"""
有向图注意力网络 (Directed Graph Attention Network)

实现基于有向图的注意力机制，用于建模节点间的非对称因果关系。
与传统GAT不同，本实现分离源节点和目标节点的注意力参数，更适合因果推理任务。

核心特性:
    - 有向注意力: 源节点和目标节点使用独立的注意力参数
    - 多头机制: 并行学习多种关系模式
    - 邻接掩码: 仅在图中存在的边上计算注意力

技术实现:
    - 框架: PyTorch
    - 注意力: 加性注意力 (Additive Attention)
    - 激活函数: LeakyReLU (α=0.2)
"""

import torch
import torch.nn as nn
import torch.nn.functional as F

class GraphAttentionLayer(nn.Module):
    """
    有向图注意力层 (Directed Graph Attention Layer)

    实现单层有向图注意力机制，是GAT模型的基本构建块。
    通过分离源节点和目标节点的注意力参数，支持建模非对称的因果关系。

    核心思想:
        传统GAT使用对称注意力权重 (A→B 和 B→A 权重相同)
        有向GAT分离源节点和目标节点参数，学习方向性的因果影响

    注意力计算:
        e_ij = LeakyReLU(a_src^T·Wh_i + a_dst^T·Wh_j)
        α_ij = softmax_j(e_ij)
        h_i' = σ(Σ_j α_ij·Wh_j)

    Args:
        in_features (int): 输入特征维度
        out_features (int): 输出特征维度
        dropout (float): Dropout概率 [0,1]
        alpha (float): LeakyReLU负斜率，默认0.2
        concat (bool): 是否使用ELU激活 (True用于中间层，False用于输出层)

    Example:
        >>> layer = GraphAttentionLayer(1, 64, dropout=0.3, alpha=0.2, concat=True)
        >>> h = torch.randn(32, 145, 1)  # (batch, nodes, features)
        >>> adj = torch.ones(145, 145)   # 邻接矩阵
        >>> output = layer(h, adj)       # (32, 145, 64)
    """
    def __init__(self, in_features, out_features, dropout, alpha, concat=True):
        super(GraphAttentionLayer, self).__init__()
        self.dropout = dropout
        self.in_features = in_features
        self.out_features = out_features
        self.alpha = alpha
        self.concat = concat
        
        # 特征变换矩阵: 输入特征 → 输出特征空间
        # Xavier初始化保证前向/反向传播时方差稳定
        self.W = nn.Parameter(torch.empty(size=(in_features, out_features)))
        nn.init.xavier_uniform_(self.W.data, gain=1.414)  # gain=1.414 适配LeakyReLU

        # 有向注意力参数 (核心创新)
        # a_src: 源节点注意力向量 (发出边的权重)
        # a_dst: 目标节点注意力向量 (接收边的权重)
        # 分离参数使模型能够学习非对称因果关系
        self.a_src = nn.Parameter(torch.empty(size=(out_features, 1)))
        self.a_dst = nn.Parameter(torch.empty(size=(out_features, 1)))
        nn.init.xavier_uniform_(self.a_src.data, gain=1.414)
        nn.init.xavier_uniform_(self.a_dst.data, gain=1.414)

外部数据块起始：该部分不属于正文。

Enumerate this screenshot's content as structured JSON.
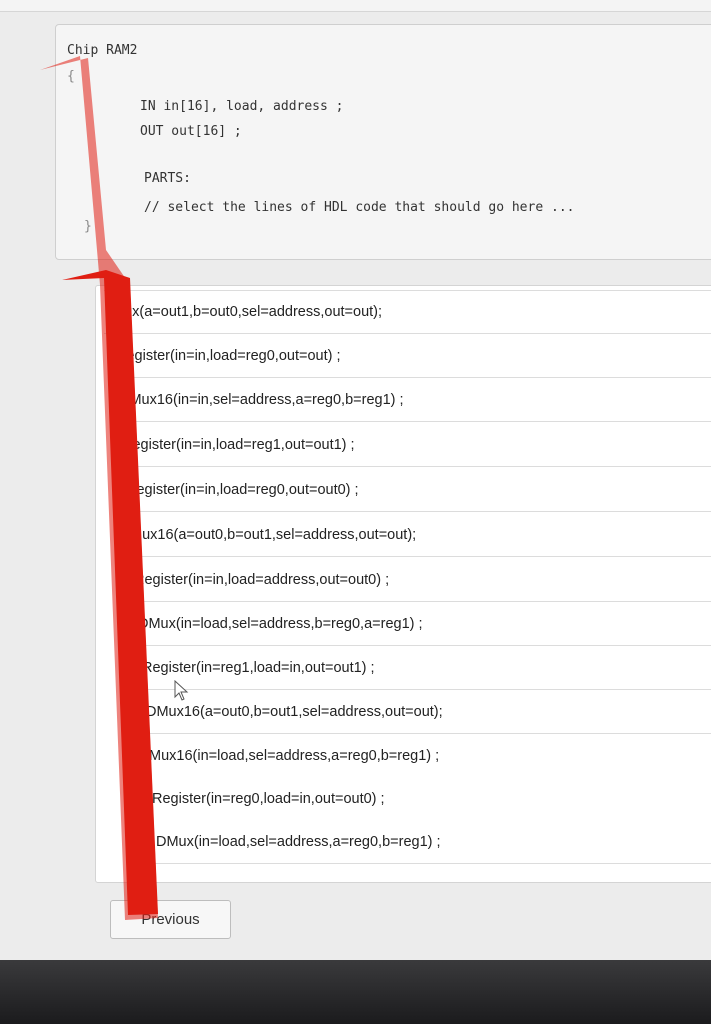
{
  "code": {
    "chip_line": "Chip RAM2",
    "open_brace": "{",
    "in_line": "IN in[16], load, address ;",
    "out_line": "OUT out[16] ;",
    "parts_label": "PARTS:",
    "comment_line": "// select the lines of HDL code that should go here ...",
    "close_brace": "}"
  },
  "answers": [
    "Mux(a=out1,b=out0,sel=address,out=out);",
    "Register(in=in,load=reg0,out=out) ;",
    "DMux16(in=in,sel=address,a=reg0,b=reg1) ;",
    "Register(in=in,load=reg1,out=out1) ;",
    "Register(in=in,load=reg0,out=out0) ;",
    "Mux16(a=out0,b=out1,sel=address,out=out);",
    "Register(in=in,load=address,out=out0) ;",
    "DMux(in=load,sel=address,b=reg0,a=reg1) ;",
    "Register(in=reg1,load=in,out=out1) ;",
    "DMux16(a=out0,b=out1,sel=address,out=out);",
    "Mux16(in=load,sel=address,a=reg0,b=reg1) ;",
    "Register(in=reg0,load=in,out=out0) ;",
    "DMux(in=load,sel=address,a=reg0,b=reg1) ;"
  ],
  "nav": {
    "previous_label": "Previous"
  },
  "colors": {
    "red_mark": "#e01e12"
  },
  "icons": {
    "cursor": "mouse-pointer-icon"
  }
}
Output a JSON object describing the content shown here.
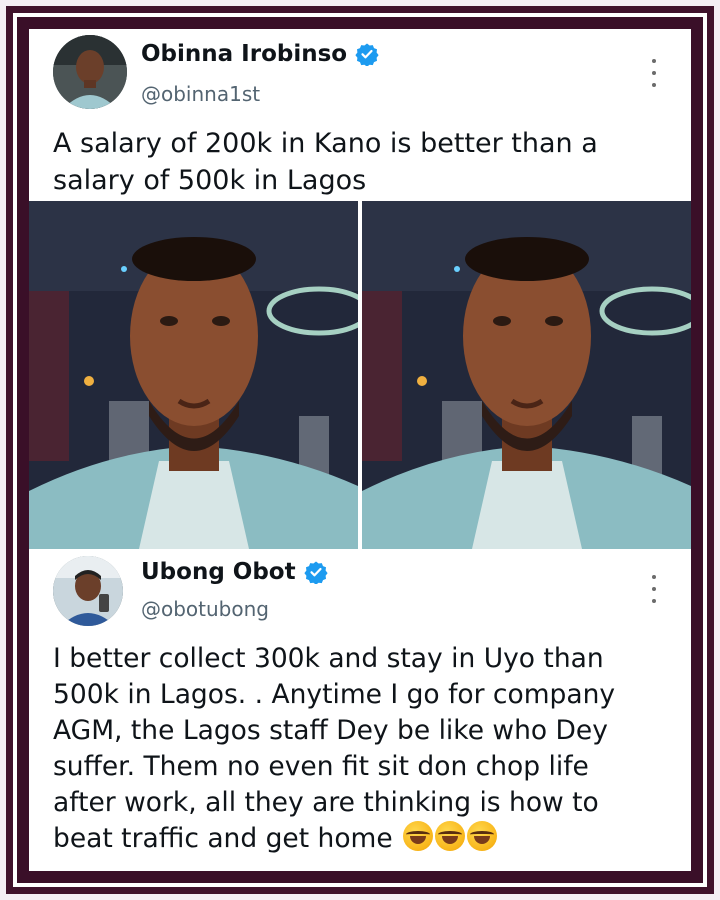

        # LeakyReLU: 允许负值有小梯度，防止神经元死亡
        self.leakyrelu = nn.LeakyReLU(self.alpha)
        
    def forward(self, h, adj):
        """
        前向传播

        计算流程:
            1. 线性变换: Wh = h @ W
            2. 计算源/目标节点注意力分数
            3. 构建注意力矩阵: e_ij = LeakyReLU(src_i + dst_j)
            4. 应用邻接掩码 (不存在的边设为-∞)
            5. Softmax归一化得到注意力权重 α_ij
            6. 加权聚合邻居特征: h_i' = Σ_j α_ij·Wh_j

        Args:
            h (Tensor): 输入特征 (batch_size, num_nodes, in_features)
                例: (32, 145, 1)
            adj (Tensor): 邻接矩阵 (num_nodes, num_nodes)
                adj[i,j]=1 表示节点i→j存在有向边

        Returns:
            Tensor: 输出特征 (batch_size, num_nodes, out_features)
                经过图注意力聚合后的节点特征
        """
        batch_size = h.size(0) 
        num_nodes = h.size(1)

        # Step 1: 线性变换 (batch, nodes, in_features) → (batch, nodes, out_features)
        Wh = torch.matmul(h, self.W)

        # Step 2-3: 计算源/目标节点注意力分数
        a_input_src = torch.matmul(Wh, self.a_src)  # 源节点分数 (信息发送方)
        a_input_dst = torch.matmul(Wh, self.a_dst)  # 目标节点分数 (信息接收方)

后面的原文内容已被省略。